Бойцы бегом достали из машины носилки, с натугой подняли на них семипудовую студенческую плоть. Взвалив ее на плечи, двинулись к калитке. Два командира сопровождали по бокам. Евген скосил глаза. И уловил кипенье мстительной натуры слева. Мозги майора клокотали отторжением: лежащий на носилках и идущий справа – были гибридом русского хряка с казахским бараном. Туземно-омерзительный гибрид едино-гоя. От них пер тяжкий смрад корреников своих земель, где вековечно отторгали предков Зямы. Как эти двое отторгают и не пускают в собственную этно-бытовую сущность Зельдманов.

Луна, перевалив за полуночную черту, сияла в раме туч, слепящее выделяя антрацитовую багетность их краев. Студент, вдруг приподнявшись на носилках, глубинным бархатистым басом запел гимн светящейся гармонии небес:

– Весь та-абор спи-ит... Луна полночной красотой над нами бле-еще-ет...

Рахманинов нашел мелодию в первобытном приближении к Богу, вложив ее в уста Алеко.

Зельдман задохнулся. Вот этот хряк, разлегшись на чужих плечах, решил травить чекиста ненавистным рыком. Студент бил голосом, как молотком – по темени. Как будто бы познав все то, что передалось в генах от деда Зямы. Дед лютейше ненавидел басов и столь же люто Рахманинова. Владелец двух газет и, биржевик – подельник банкиров Винавера, Гинсбурга и Рубинштейна, дед воплощал свою лютость в клокочущие злобой строки, где великан Шаляпин при самом ласковом настрое репортеров именовался как «Орущая горилла». Рахманинов не вылезал из кисло-голубых и выгребных эпитетов типа: «Фашист в косоворотке» или «Нынче в большом зале консерватории подавали Рахманятину под хреном».

– Слышь ты, сопляк, заткнись, – предупредил, смиряя дрожь в груди Зельдман.

– Что ж се-ердце бед-ное трепещет? – обрушилось на него продолжение «Рахманятины» из глотки студента, пригнуло к земле. Домбаева, несшего носилки, повело. Сунув мизинец в ухо, стал он ошарашено прочищать его: голосовые децибелы наглеца давили на ушную перепонку нестерпимым испытанием. Всполошенно, вразнобой взвыли во дворах собаки, истошно забалабонил индюк в чьем то подворье.

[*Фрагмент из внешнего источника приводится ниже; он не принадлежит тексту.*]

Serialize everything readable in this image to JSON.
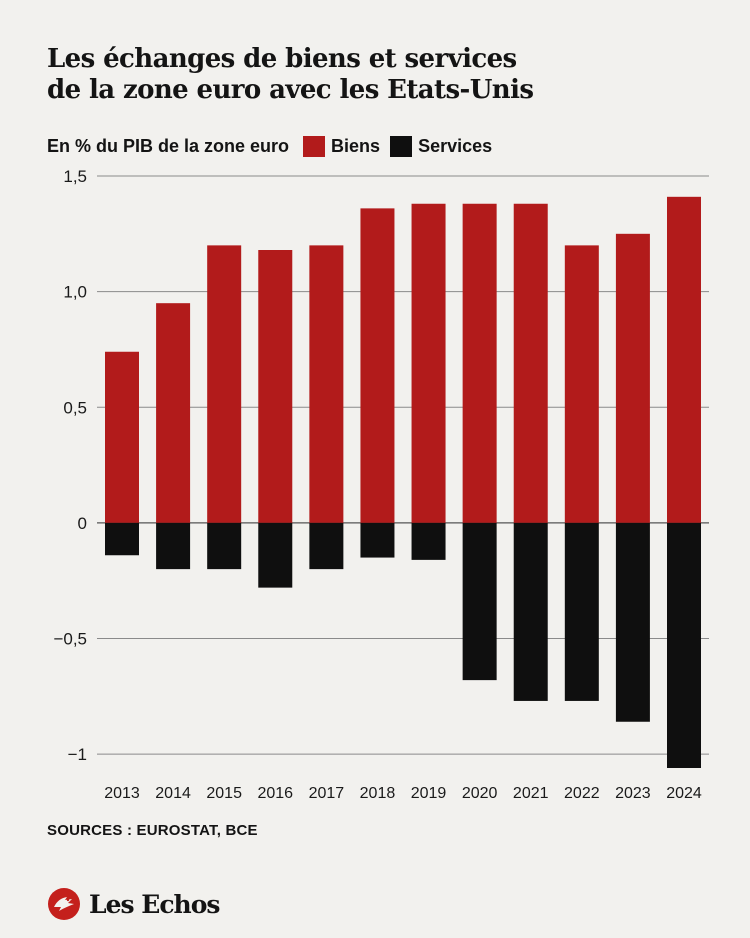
{
  "title_lines": [
    "Les échanges de biens et services",
    "de la zone euro avec les Etats-Unis"
  ],
  "unit_label": "En % du PIB de la zone euro",
  "source": "SOURCES : EUROSTAT, BCE",
  "brand": "Les Echos",
  "colors": {
    "background": "#f2f1ee",
    "biens": "#b21b1b",
    "services": "#0f0f0f",
    "grid": "#8a8a8a"
  },
  "chart_data": {
    "type": "bar",
    "title": "Les échanges de biens et services de la zone euro avec les Etats-Unis",
    "ylabel": "En % du PIB de la zone euro",
    "categories": [
      "2013",
      "2014",
      "2015",
      "2016",
      "2017",
      "2018",
      "2019",
      "2020",
      "2021",
      "2022",
      "2023",
      "2024"
    ],
    "series": [
      {
        "name": "Biens",
        "color": "#b21b1b",
        "values": [
          0.74,
          0.95,
          1.2,
          1.18,
          1.2,
          1.36,
          1.38,
          1.38,
          1.38,
          1.2,
          1.25,
          1.41
        ]
      },
      {
        "name": "Services",
        "color": "#0f0f0f",
        "values": [
          -0.14,
          -0.2,
          -0.2,
          -0.28,
          -0.2,
          -0.15,
          -0.16,
          -0.68,
          -0.77,
          -0.77,
          -0.86,
          -1.06
        ]
      }
    ],
    "ylim": [
      -1.06,
      1.5
    ],
    "yticks": [
      1.5,
      1.0,
      0.5,
      0,
      -0.5,
      -1
    ],
    "ytick_labels": [
      "1,5",
      "1,0",
      "0,5",
      "0",
      "−0,5",
      "−1"
    ],
    "grid": true,
    "legend": "top-left"
  }
}
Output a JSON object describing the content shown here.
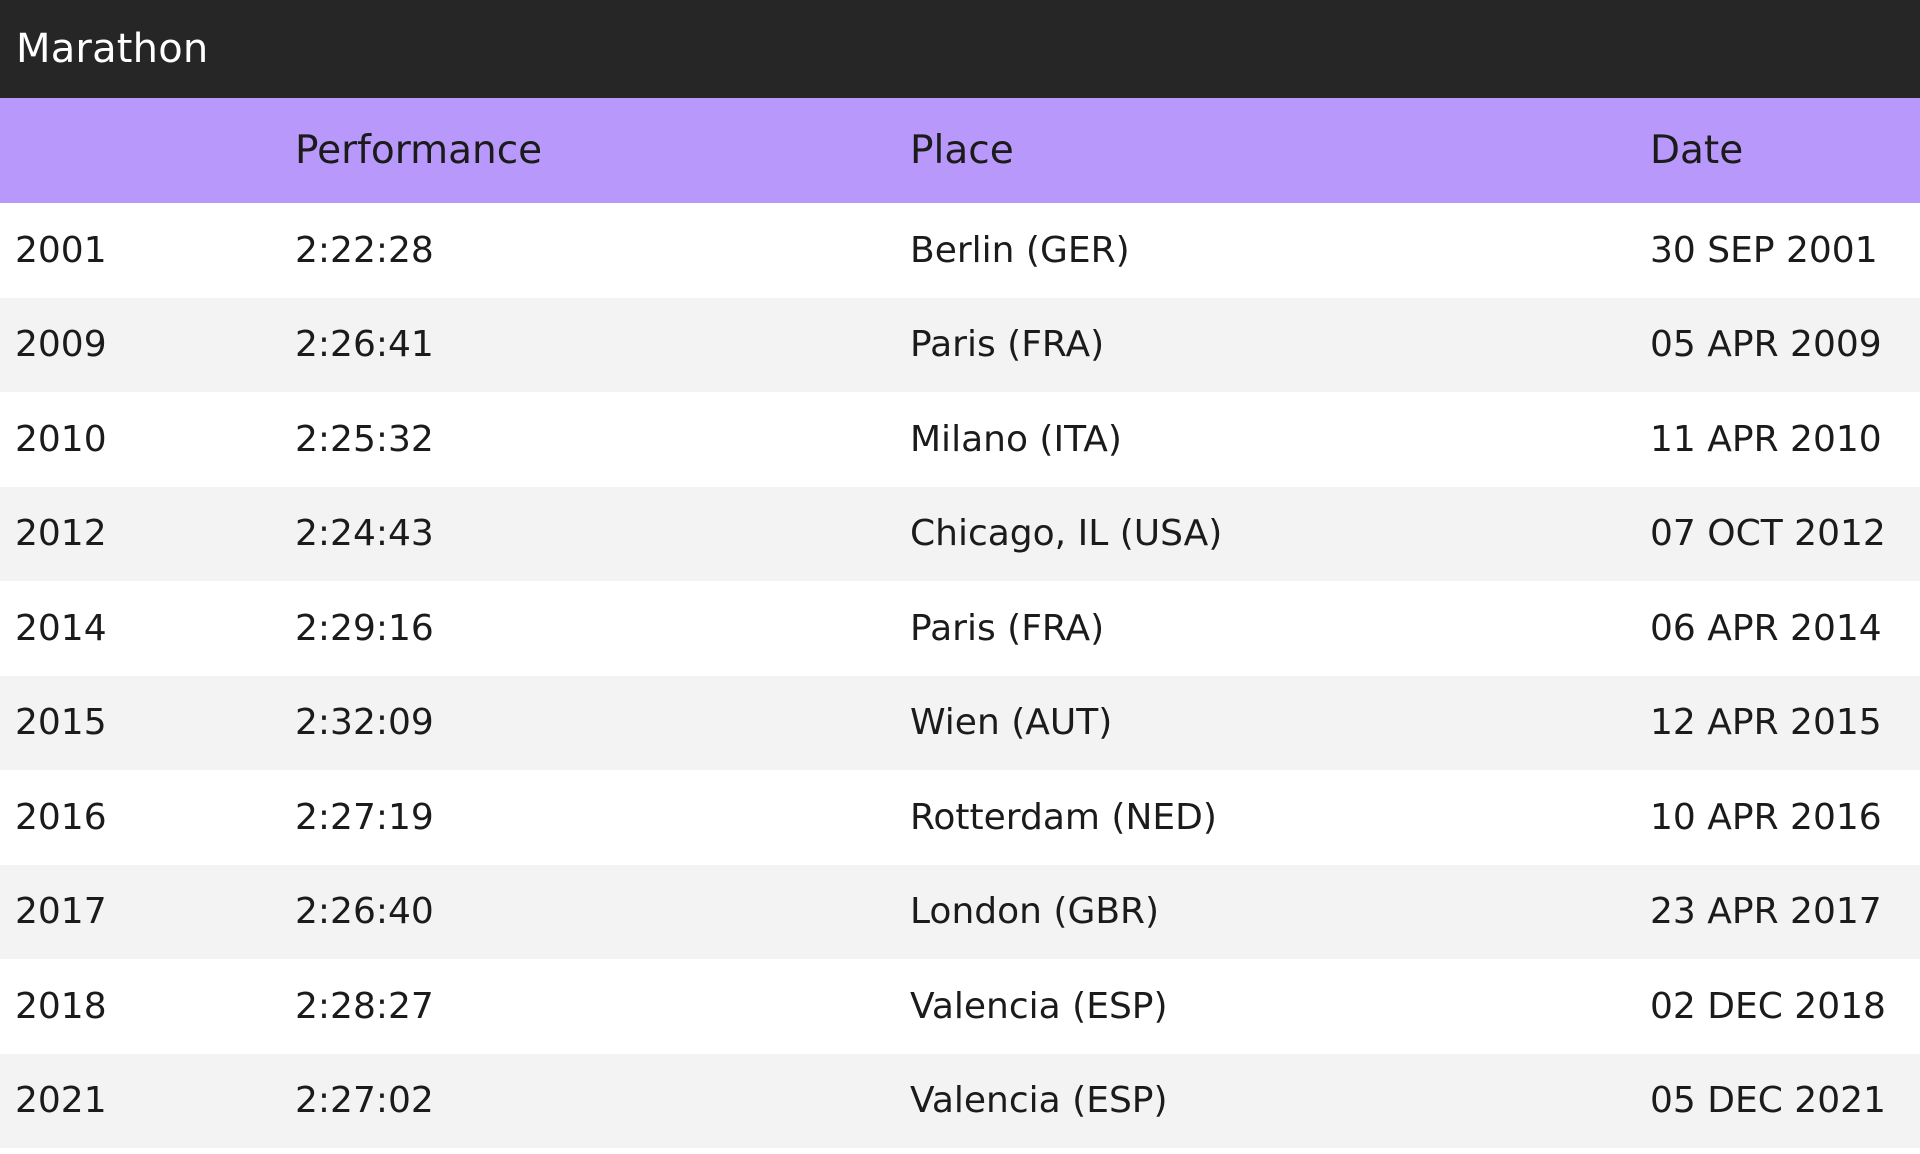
{
  "header": {
    "title": "Marathon"
  },
  "table": {
    "columns": [
      "",
      "Performance",
      "Place",
      "Date"
    ],
    "rows": [
      {
        "year": "2001",
        "performance": "2:22:28",
        "place": "Berlin (GER)",
        "date": "30 SEP 2001"
      },
      {
        "year": "2009",
        "performance": "2:26:41",
        "place": "Paris (FRA)",
        "date": "05 APR 2009"
      },
      {
        "year": "2010",
        "performance": "2:25:32",
        "place": "Milano (ITA)",
        "date": "11 APR 2010"
      },
      {
        "year": "2012",
        "performance": "2:24:43",
        "place": "Chicago, IL (USA)",
        "date": "07 OCT 2012"
      },
      {
        "year": "2014",
        "performance": "2:29:16",
        "place": "Paris (FRA)",
        "date": "06 APR 2014"
      },
      {
        "year": "2015",
        "performance": "2:32:09",
        "place": "Wien (AUT)",
        "date": "12 APR 2015"
      },
      {
        "year": "2016",
        "performance": "2:27:19",
        "place": "Rotterdam (NED)",
        "date": "10 APR 2016"
      },
      {
        "year": "2017",
        "performance": "2:26:40",
        "place": "London (GBR)",
        "date": "23 APR 2017"
      },
      {
        "year": "2018",
        "performance": "2:28:27",
        "place": "Valencia (ESP)",
        "date": "02 DEC 2018"
      },
      {
        "year": "2021",
        "performance": "2:27:02",
        "place": "Valencia (ESP)",
        "date": "05 DEC 2021"
      }
    ]
  },
  "colors": {
    "title_bar": "#262626",
    "header_row": "#b898fb",
    "row_alt": "#f3f3f3",
    "row": "#ffffff"
  }
}
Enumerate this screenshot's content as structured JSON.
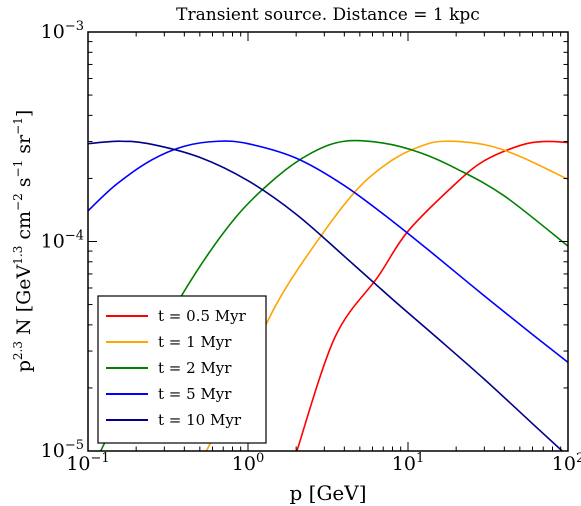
{
  "chart_data": {
    "type": "line",
    "title": "Transient source. Distance = 1 kpc",
    "xlabel": "p [GeV]",
    "ylabel": {
      "base": "p",
      "exp1": "2.3",
      "mid1": " N [GeV",
      "exp2": "1.3",
      "mid2": " cm",
      "exp3": "−2",
      "mid3": " s",
      "exp4": "−1",
      "mid4": " sr",
      "exp5": "−1",
      "end": "]"
    },
    "x_scale": "log",
    "y_scale": "log",
    "xlim": [
      0.1,
      100
    ],
    "ylim": [
      1e-05,
      0.001
    ],
    "x_ticks": [
      {
        "value": 0.1,
        "base": "10",
        "exp": "−1"
      },
      {
        "value": 1,
        "base": "10",
        "exp": "0"
      },
      {
        "value": 10,
        "base": "10",
        "exp": "1"
      },
      {
        "value": 100,
        "base": "10",
        "exp": "2"
      }
    ],
    "y_ticks": [
      {
        "value": 1e-05,
        "base": "10",
        "exp": "−5"
      },
      {
        "value": 0.0001,
        "base": "10",
        "exp": "−4"
      },
      {
        "value": 0.001,
        "base": "10",
        "exp": "−3"
      }
    ],
    "grid": false,
    "legend_position": "bottom-left",
    "series": [
      {
        "name": "t = 0.5 Myr",
        "color": "#ff0000",
        "points": [
          [
            2.02,
            1e-05
          ],
          [
            3.5,
            3.5e-05
          ],
          [
            6.5,
            6.8e-05
          ],
          [
            10,
            0.000112
          ],
          [
            20,
            0.00019
          ],
          [
            30,
            0.000243
          ],
          [
            50,
            0.000287
          ],
          [
            70,
            0.0003
          ],
          [
            100,
            0.000297
          ]
        ]
      },
      {
        "name": "t = 1 Myr",
        "color": "#ffa500",
        "points": [
          [
            0.55,
            1e-05
          ],
          [
            0.8,
            1.8e-05
          ],
          [
            1.5,
            5e-05
          ],
          [
            3,
            0.000112
          ],
          [
            5,
            0.000183
          ],
          [
            8,
            0.000245
          ],
          [
            12,
            0.000285
          ],
          [
            17,
            0.000301
          ],
          [
            30,
            0.00029
          ],
          [
            50,
            0.000255
          ],
          [
            100,
            0.000198
          ]
        ]
      },
      {
        "name": "t = 2 Myr",
        "color": "#008000",
        "points": [
          [
            0.12,
            1e-05
          ],
          [
            0.2,
            2.2e-05
          ],
          [
            0.4,
            5.8e-05
          ],
          [
            0.8,
            0.000125
          ],
          [
            1.5,
            0.000202
          ],
          [
            2.5,
            0.000265
          ],
          [
            4,
            0.000301
          ],
          [
            7,
            0.000295
          ],
          [
            12,
            0.000265
          ],
          [
            20,
            0.000223
          ],
          [
            40,
            0.000165
          ],
          [
            100,
            9.5e-05
          ]
        ]
      },
      {
        "name": "t = 5 Myr",
        "color": "#0000ff",
        "points": [
          [
            0.1,
            0.00014
          ],
          [
            0.15,
            0.000187
          ],
          [
            0.25,
            0.000245
          ],
          [
            0.4,
            0.000285
          ],
          [
            0.65,
            0.000301
          ],
          [
            1,
            0.000293
          ],
          [
            2,
            0.00025
          ],
          [
            4,
            0.000185
          ],
          [
            8,
            0.000125
          ],
          [
            15,
            8.5e-05
          ],
          [
            30,
            5.5e-05
          ],
          [
            60,
            3.6e-05
          ],
          [
            100,
            2.65e-05
          ]
        ]
      },
      {
        "name": "t = 10 Myr",
        "color": "#00008b",
        "points": [
          [
            0.1,
            0.000293
          ],
          [
            0.16,
            0.000301
          ],
          [
            0.25,
            0.000291
          ],
          [
            0.5,
            0.000252
          ],
          [
            1,
            0.000195
          ],
          [
            2,
            0.000135
          ],
          [
            4,
            8.5e-05
          ],
          [
            8,
            5.3e-05
          ],
          [
            15,
            3.5e-05
          ],
          [
            30,
            2.2e-05
          ],
          [
            60,
            1.35e-05
          ],
          [
            92,
            1e-05
          ]
        ]
      }
    ]
  }
}
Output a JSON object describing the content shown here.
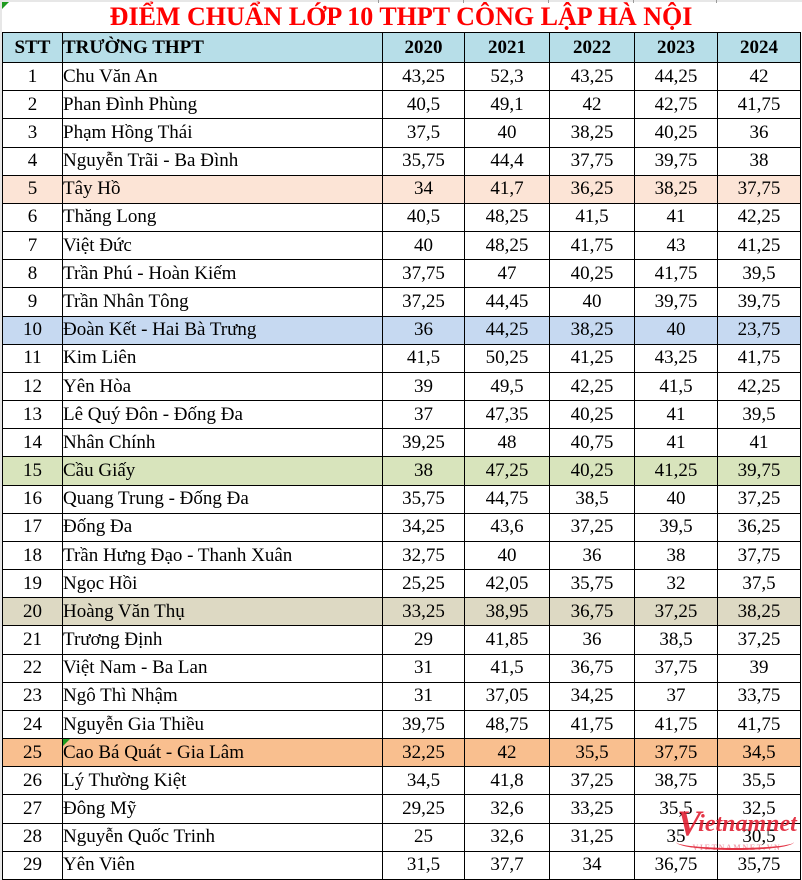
{
  "title": "ĐIỂM CHUẨN LỚP 10 THPT CÔNG LẬP HÀ NỘI",
  "colors": {
    "title_text": "#ff0000",
    "header_bg": "#b7dee8",
    "highlight_peach": "#fce4d6",
    "highlight_blue": "#c6d9f1",
    "highlight_green": "#d8e4bc",
    "highlight_tan": "#ddd9c3",
    "highlight_orange": "#f9bf8f",
    "watermark_red": "#e11b2e"
  },
  "table": {
    "columns": [
      "STT",
      "TRƯỜNG THPT",
      "2020",
      "2021",
      "2022",
      "2023",
      "2024"
    ],
    "rows": [
      {
        "stt": "1",
        "school": "Chu Văn An",
        "scores": [
          "43,25",
          "52,3",
          "43,25",
          "44,25",
          "42"
        ],
        "highlight": null
      },
      {
        "stt": "2",
        "school": "Phan Đình Phùng",
        "scores": [
          "40,5",
          "49,1",
          "42",
          "42,75",
          "41,75"
        ],
        "highlight": null
      },
      {
        "stt": "3",
        "school": "Phạm Hồng Thái",
        "scores": [
          "37,5",
          "40",
          "38,25",
          "40,25",
          "36"
        ],
        "highlight": null
      },
      {
        "stt": "4",
        "school": "Nguyễn Trãi - Ba Đình",
        "scores": [
          "35,75",
          "44,4",
          "37,75",
          "39,75",
          "38"
        ],
        "highlight": null
      },
      {
        "stt": "5",
        "school": "Tây Hồ",
        "scores": [
          "34",
          "41,7",
          "36,25",
          "38,25",
          "37,75"
        ],
        "highlight": "highlight_peach"
      },
      {
        "stt": "6",
        "school": "Thăng Long",
        "scores": [
          "40,5",
          "48,25",
          "41,5",
          "41",
          "42,25"
        ],
        "highlight": null
      },
      {
        "stt": "7",
        "school": "Việt Đức",
        "scores": [
          "40",
          "48,25",
          "41,75",
          "43",
          "41,25"
        ],
        "highlight": null
      },
      {
        "stt": "8",
        "school": "Trần Phú - Hoàn Kiếm",
        "scores": [
          "37,75",
          "47",
          "40,25",
          "41,75",
          "39,5"
        ],
        "highlight": null
      },
      {
        "stt": "9",
        "school": "Trần Nhân Tông",
        "scores": [
          "37,25",
          "44,45",
          "40",
          "39,75",
          "39,75"
        ],
        "highlight": null
      },
      {
        "stt": "10",
        "school": "Đoàn Kết - Hai Bà Trưng",
        "scores": [
          "36",
          "44,25",
          "38,25",
          "40",
          "23,75"
        ],
        "highlight": "highlight_blue"
      },
      {
        "stt": "11",
        "school": "Kim Liên",
        "scores": [
          "41,5",
          "50,25",
          "41,25",
          "43,25",
          "41,75"
        ],
        "highlight": null
      },
      {
        "stt": "12",
        "school": "Yên Hòa",
        "scores": [
          "39",
          "49,5",
          "42,25",
          "41,5",
          "42,25"
        ],
        "highlight": null
      },
      {
        "stt": "13",
        "school": "Lê Quý Đôn - Đống Đa",
        "scores": [
          "37",
          "47,35",
          "40,25",
          "41",
          "39,5"
        ],
        "highlight": null
      },
      {
        "stt": "14",
        "school": "Nhân Chính",
        "scores": [
          "39,25",
          "48",
          "40,75",
          "41",
          "41"
        ],
        "highlight": null
      },
      {
        "stt": "15",
        "school": "Cầu Giấy",
        "scores": [
          "38",
          "47,25",
          "40,25",
          "41,25",
          "39,75"
        ],
        "highlight": "highlight_green"
      },
      {
        "stt": "16",
        "school": "Quang Trung - Đống Đa",
        "scores": [
          "35,75",
          "44,75",
          "38,5",
          "40",
          "37,25"
        ],
        "highlight": null
      },
      {
        "stt": "17",
        "school": "Đống Đa",
        "scores": [
          "34,25",
          "43,6",
          "37,25",
          "39,5",
          "36,25"
        ],
        "highlight": null
      },
      {
        "stt": "18",
        "school": "Trần Hưng Đạo - Thanh Xuân",
        "scores": [
          "32,75",
          "40",
          "36",
          "38",
          "37,75"
        ],
        "highlight": null
      },
      {
        "stt": "19",
        "school": "Ngọc Hồi",
        "scores": [
          "25,25",
          "42,05",
          "35,75",
          "32",
          "37,5"
        ],
        "highlight": null
      },
      {
        "stt": "20",
        "school": "Hoàng Văn Thụ",
        "scores": [
          "33,25",
          "38,95",
          "36,75",
          "37,25",
          "38,25"
        ],
        "highlight": "highlight_tan"
      },
      {
        "stt": "21",
        "school": "Trương Định",
        "scores": [
          "29",
          "41,85",
          "36",
          "38,5",
          "37,25"
        ],
        "highlight": null
      },
      {
        "stt": "22",
        "school": "Việt Nam - Ba Lan",
        "scores": [
          "31",
          "41,5",
          "36,75",
          "37,75",
          "39"
        ],
        "highlight": null
      },
      {
        "stt": "23",
        "school": "Ngô Thì Nhậm",
        "scores": [
          "31",
          "37,05",
          "34,25",
          "37",
          "33,75"
        ],
        "highlight": null
      },
      {
        "stt": "24",
        "school": "Nguyễn Gia Thiều",
        "scores": [
          "39,75",
          "48,75",
          "41,75",
          "41,75",
          "41,75"
        ],
        "highlight": null
      },
      {
        "stt": "25",
        "school": "Cao Bá Quát - Gia Lâm",
        "scores": [
          "32,25",
          "42",
          "35,5",
          "37,75",
          "34,5"
        ],
        "highlight": "highlight_orange",
        "corner_mark": true
      },
      {
        "stt": "26",
        "school": "Lý Thường Kiệt",
        "scores": [
          "34,5",
          "41,8",
          "37,25",
          "38,75",
          "35,5"
        ],
        "highlight": null
      },
      {
        "stt": "27",
        "school": "Đông Mỹ",
        "scores": [
          "29,25",
          "32,6",
          "33,25",
          "35,5",
          "32,5"
        ],
        "highlight": null
      },
      {
        "stt": "28",
        "school": "Nguyễn Quốc Trinh",
        "scores": [
          "25",
          "32,6",
          "31,25",
          "35",
          "30,5"
        ],
        "highlight": null
      },
      {
        "stt": "29",
        "school": "Yên Viên",
        "scores": [
          "31,5",
          "37,7",
          "34",
          "36,75",
          "35,75"
        ],
        "highlight": null
      }
    ]
  },
  "watermark": {
    "initial": "V",
    "text": "ietnamnet",
    "subtext": "VIETNAMNET.VN"
  }
}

– Чукалин, уймитесь, в самом деле, весь поселок перебудите! – поморщившись, выпек яростную укоризну Гульбаев.

– Поселок давно не спит, после вашего сеанса, – сказал Чукалин.

– Это не твоя тема, сопляк! – Пришел в себя, придушенным клекотом озвучился Зельдман. – Если ты еще раз разинешь хайло, я засажу в него…

Он взвел курок газ-пистолета.

Студент откинул голову на носилки, нахально скалился в ухмылке. Он вел себя хозяином арестной ситуации.

Его вместе с Прохоровым впихнули на заднее сидение ГАЗона, примкнули наручниками друг к другу Домбаев сел за руль.

– Домбаев, – с вкрадчивой лаской позвал Зельдман, – вылезай из машины.

– Зачем это?

– Иди в мою. А эту поведет Тарасов.

Он ждал от капитана возражений и даже истерик. Которые он посоветует Гульбаеву затолкать в одно пикантное место. Но ПСИ-технарь молчал, сидел прямо, будто штакетину проглотил, белея в темноте окаменевшим лицом. Ибо учуял за перестановкой и нахрапом Зельдмана волю Левина. То был подлючий, неожиданный удар в поддых, поскольку при буйном примитивизме своем был Домбаев сородичем по крови, роду и понятиям. Который не предаст в предстоящем деле. Тарасов – сонно-равнодушный оранг-утан, был исполнителем и холуем до блевотины, имел в груди, в районе сердца, кусок свиного мяса и жадность к чужой добыче, подобной гиенной. Он был весьма удобным кадром в их Конторе пригретый Зельдманом.